Susceptibility to caspofungin is regulated by temperature and is dependent on calcineurin in Candida albicans

Candida albicans is a prevalent opportunistic human fungal pathogen. Echinocandins are first-line drugs for the treatment of invasive candidiasis. Molecular mechanisms of resistance to echinocandins have been extensively studied; however, the effect of physiological factors on antifungal efficacy of echinocandins is unexplored. Here, we found temperature-modulated susceptibility to caspofungin in medium-independent and strain background-independent manner in C. albicans. Deletions of protein kinase C (PKC) pathway and calcineurin-Crz1 signaling pathway genes conferred hypersensitivity to caspofungin, but only deletion or pharmacological inhibition of calcineurin subunits inverted the temperature effect on susceptibility to caspofungin. Furthermore, the enhanced growth at lower temperature was not due to altered expression of some established genes such as FKS, CHS, or CHT genes; PKC or calcineurin pathway genes; or HSP90. The expressions of other heat shock protein genes, including HSP12 and HSP70, were higher at lower temperature. We posit that the temperature-modulated susceptibility to caspofungin is a non-canonical mechanism that is dependent on heat shock proteins and calcineurin. IMPORTANCE Echinocandins are the newest antifungal drugs and are first-line treatment option for life-threatening systemic infections.
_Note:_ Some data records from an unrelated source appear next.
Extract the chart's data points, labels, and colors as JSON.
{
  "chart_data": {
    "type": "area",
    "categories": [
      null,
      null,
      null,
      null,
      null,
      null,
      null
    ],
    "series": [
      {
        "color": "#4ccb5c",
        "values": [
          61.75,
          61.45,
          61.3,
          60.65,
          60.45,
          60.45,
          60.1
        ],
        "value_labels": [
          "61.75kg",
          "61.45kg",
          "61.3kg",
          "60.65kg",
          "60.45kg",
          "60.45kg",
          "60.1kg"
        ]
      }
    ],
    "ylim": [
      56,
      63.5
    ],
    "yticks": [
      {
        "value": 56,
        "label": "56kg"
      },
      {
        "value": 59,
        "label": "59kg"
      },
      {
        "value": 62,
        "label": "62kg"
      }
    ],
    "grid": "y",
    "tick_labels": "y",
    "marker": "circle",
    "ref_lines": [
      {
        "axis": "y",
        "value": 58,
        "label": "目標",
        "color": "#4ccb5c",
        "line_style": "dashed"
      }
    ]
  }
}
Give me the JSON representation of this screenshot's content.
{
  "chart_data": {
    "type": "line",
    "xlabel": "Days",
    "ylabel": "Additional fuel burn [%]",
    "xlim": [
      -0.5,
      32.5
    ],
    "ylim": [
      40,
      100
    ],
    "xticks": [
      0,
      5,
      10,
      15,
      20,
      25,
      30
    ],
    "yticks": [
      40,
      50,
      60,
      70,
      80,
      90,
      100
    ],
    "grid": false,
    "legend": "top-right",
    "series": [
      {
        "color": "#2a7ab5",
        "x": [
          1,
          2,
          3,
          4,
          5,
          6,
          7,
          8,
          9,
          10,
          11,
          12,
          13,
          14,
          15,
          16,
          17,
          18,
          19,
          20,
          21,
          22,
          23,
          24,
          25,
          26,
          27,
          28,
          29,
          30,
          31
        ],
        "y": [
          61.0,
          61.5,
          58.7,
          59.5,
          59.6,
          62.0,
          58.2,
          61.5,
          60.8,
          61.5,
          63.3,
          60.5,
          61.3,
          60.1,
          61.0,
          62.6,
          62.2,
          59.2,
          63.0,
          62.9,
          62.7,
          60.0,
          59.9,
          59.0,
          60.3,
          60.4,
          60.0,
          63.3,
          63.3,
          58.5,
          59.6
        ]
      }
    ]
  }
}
Due to lack of consensus regarding what temperature should be used when evaluating susceptibility of yeasts to echinocandins, typically either 30(degrees)C, 35(degrees)C, or 37(degrees)C is used. However, the impact of temperature on antifungal efficacy of echinocandins is unexplored. In the current study, we demonstrated that Candida albicans laboratory strain SC5314 was more susceptible to caspofungin at 37(degrees)C than at 30(degrees)C. We also found that calcineurin was required for temperature-modulated caspofungin susceptibility. Surprisingly, the altered caspofungin susceptibility was not due to differential expression of some canonical genes such as FKS, CHS, or CHT genes. The molecular mechanism of temperature-modulated caspofungin susceptibility is undetermined and deserves further investigations.